Sunday, July 31, 2011

Stress

My life is good. I have a loving family, wonderful friends and a job I enjoy. So why is stress creeping into my life? I don't feel stressed. I don't have reason to be stressed. But my body is practically screaming to me that I am stressed. Lately I am not sleeping well and when I wake up I have to pry my jaws apart because I've been clenching my jaw all night long. My neck and shoulder muscles are also really tight and feel tense constantly. These are definite signs of stress.

I really try to relax. I honestly do. I meditate and practice yoga. I keep stress triggers to a minimum. I don't really know what's going to cause this. I'm getting a little tired of it. I need a decent night's sleep! I need to work the knots out of my neck and shoulders. I need to relax. I need a vacation. Not a trip per se, but a vacation from life for a bit; just a change in routine and some time to recharge. The only problem is, where do I fit that into my schedule?!

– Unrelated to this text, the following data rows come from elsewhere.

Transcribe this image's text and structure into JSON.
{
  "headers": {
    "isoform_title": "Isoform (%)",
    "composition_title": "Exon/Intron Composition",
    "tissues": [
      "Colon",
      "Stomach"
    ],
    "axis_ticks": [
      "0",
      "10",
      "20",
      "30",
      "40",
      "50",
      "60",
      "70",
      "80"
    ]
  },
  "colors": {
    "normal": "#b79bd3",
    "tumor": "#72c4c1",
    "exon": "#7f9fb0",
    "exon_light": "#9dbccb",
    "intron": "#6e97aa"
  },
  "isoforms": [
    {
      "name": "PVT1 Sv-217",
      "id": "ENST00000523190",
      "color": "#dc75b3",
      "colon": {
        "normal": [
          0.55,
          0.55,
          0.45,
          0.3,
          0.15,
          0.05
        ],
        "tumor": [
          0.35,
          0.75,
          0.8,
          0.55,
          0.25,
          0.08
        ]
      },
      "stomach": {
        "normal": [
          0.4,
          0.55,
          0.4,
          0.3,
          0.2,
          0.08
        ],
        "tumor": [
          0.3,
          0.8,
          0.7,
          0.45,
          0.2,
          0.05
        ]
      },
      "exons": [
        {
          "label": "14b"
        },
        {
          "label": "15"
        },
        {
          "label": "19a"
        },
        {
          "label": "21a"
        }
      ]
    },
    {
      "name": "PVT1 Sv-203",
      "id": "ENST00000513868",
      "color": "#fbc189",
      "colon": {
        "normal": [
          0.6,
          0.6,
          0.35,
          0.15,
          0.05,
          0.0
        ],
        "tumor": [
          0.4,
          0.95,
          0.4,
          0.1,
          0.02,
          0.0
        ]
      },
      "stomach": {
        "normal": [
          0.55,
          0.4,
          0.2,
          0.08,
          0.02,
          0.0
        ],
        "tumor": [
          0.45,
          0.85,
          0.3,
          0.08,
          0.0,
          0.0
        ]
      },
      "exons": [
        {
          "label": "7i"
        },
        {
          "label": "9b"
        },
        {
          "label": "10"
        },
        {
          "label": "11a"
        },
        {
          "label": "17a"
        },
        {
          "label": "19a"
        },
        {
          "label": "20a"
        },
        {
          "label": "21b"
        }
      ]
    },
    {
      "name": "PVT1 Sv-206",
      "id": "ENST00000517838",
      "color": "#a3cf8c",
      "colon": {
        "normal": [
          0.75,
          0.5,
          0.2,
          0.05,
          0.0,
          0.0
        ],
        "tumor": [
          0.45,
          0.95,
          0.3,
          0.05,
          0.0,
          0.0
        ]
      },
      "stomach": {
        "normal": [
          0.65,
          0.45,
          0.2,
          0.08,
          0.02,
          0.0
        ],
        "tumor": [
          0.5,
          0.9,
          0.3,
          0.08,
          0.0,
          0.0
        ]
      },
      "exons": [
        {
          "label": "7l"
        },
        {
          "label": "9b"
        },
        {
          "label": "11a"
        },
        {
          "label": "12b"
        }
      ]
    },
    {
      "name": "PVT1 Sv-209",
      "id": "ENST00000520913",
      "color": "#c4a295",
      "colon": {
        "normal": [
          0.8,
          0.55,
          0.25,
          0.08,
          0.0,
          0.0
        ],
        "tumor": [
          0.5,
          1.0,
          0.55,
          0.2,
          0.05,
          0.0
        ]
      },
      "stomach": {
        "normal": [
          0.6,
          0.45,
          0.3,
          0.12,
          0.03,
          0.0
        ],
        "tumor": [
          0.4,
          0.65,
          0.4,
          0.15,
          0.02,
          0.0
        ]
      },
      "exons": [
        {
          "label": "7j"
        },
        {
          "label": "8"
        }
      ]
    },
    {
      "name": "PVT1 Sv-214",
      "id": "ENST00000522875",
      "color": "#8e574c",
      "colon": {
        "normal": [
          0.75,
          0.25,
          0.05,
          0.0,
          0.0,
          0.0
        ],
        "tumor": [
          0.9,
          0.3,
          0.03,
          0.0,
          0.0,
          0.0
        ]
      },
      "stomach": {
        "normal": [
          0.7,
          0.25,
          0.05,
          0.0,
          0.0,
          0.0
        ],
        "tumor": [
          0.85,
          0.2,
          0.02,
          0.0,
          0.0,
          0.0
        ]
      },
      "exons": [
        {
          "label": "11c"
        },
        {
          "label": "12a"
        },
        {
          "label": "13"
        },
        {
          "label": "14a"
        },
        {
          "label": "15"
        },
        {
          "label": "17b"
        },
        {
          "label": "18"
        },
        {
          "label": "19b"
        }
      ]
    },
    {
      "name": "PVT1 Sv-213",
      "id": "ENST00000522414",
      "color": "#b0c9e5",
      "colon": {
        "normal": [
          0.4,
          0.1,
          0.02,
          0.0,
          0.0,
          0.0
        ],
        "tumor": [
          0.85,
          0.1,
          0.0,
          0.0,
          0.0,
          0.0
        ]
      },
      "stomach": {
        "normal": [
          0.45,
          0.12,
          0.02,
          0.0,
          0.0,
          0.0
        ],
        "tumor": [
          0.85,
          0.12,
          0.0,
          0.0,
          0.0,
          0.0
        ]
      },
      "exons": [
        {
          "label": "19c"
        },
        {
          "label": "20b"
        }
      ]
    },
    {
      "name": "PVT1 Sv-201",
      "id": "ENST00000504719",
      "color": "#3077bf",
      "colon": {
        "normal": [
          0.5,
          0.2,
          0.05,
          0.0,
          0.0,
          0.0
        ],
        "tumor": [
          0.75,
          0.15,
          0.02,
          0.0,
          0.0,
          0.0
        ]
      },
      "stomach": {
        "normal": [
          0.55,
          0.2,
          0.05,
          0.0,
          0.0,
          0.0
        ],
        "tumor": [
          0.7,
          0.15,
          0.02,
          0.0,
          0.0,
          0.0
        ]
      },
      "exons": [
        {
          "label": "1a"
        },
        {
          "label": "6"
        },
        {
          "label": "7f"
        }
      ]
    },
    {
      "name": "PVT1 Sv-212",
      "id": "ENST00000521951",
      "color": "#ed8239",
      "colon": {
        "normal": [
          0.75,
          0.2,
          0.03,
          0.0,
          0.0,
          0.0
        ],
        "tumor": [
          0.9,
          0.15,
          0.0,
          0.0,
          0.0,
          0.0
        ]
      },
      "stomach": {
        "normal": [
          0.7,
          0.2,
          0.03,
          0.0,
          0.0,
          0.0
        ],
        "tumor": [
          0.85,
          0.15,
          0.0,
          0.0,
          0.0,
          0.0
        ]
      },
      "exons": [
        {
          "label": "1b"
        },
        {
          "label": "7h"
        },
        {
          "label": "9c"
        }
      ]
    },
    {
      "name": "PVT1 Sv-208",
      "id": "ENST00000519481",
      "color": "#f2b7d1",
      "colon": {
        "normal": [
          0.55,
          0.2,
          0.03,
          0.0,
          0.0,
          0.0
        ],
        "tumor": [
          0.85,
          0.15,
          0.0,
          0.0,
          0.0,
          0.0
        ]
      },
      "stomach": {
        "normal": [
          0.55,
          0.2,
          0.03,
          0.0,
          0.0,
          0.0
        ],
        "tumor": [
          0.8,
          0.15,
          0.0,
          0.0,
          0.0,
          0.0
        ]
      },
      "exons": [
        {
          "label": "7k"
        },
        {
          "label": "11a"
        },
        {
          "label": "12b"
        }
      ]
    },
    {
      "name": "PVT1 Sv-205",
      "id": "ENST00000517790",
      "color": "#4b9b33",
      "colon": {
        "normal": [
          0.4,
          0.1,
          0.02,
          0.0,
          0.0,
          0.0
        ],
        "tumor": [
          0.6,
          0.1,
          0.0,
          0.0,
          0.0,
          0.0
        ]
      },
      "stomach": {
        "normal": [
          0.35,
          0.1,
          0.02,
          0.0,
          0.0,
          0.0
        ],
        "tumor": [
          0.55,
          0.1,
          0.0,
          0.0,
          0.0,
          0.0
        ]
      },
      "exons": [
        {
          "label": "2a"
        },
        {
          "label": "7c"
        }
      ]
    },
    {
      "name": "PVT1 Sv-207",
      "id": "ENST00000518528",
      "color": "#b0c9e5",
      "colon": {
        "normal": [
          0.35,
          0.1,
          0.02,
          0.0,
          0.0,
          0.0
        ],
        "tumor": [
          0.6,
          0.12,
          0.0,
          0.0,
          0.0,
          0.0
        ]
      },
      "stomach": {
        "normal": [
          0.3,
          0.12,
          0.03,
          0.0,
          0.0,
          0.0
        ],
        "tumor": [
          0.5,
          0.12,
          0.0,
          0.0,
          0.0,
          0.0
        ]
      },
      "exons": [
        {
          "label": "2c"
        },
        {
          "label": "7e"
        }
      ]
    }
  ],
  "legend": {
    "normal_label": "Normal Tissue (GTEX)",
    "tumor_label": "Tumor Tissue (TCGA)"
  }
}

I think I might have time next week, or the week after...

Thursday, July 21, 2011

Opening up about TTC

In the past I have been reluctant to talk to my CNM (certified nurse midwife) about being unsuccessful at trying to conceive. I am not ready for tests or to allow myself to be labeled "infertile." The thought is so depressing to me. But on the same token, I don't want to ignore problems if there are any. I find myself conflicted on what to do. I know when it feels right to discuss things with my health care provider, I will. Until that point, I will do what I can to be healthy and just keep on trying.

Recently I had my yearly exam and was so conflicted about whether or not to discuss trying to conceive. She already had it noted in my chart that I was not on birth control and was using natural family planning. She merely asked, if I was still using natural family planning and I just said yes. End of discussion. I totally chickened out. Well, I guess I just wasn't ready to talk about it.

This morning on an unexpected surge of courage, I called my midwife. I talked on the phone with her for several minutes about trying to conceive. She told me she could tell from our last visit that I was withholding something and that she hoped to hear from me. (I seriously love her. She treats me like a friend and never a patient.) She understood how I felt about not wanting to jump into tests or treatment and suggested that the only thing I do is add ovulation predictor kits to tracking my BBT. It's not necessary but could potentially help, so why not? I feel so much better now that I talked to her about it. I didn't feel pressured into doing anything I wasn't ready to do. It was nice talking to her about my concerns and feelings regarding trying to conceive. I feel a lot better about continuing on our path towards having another baby. I don't want it to be a medicalized process and hope that I don't ever need it to be. But I suppose if it does, I will cross that bridge when I come to it.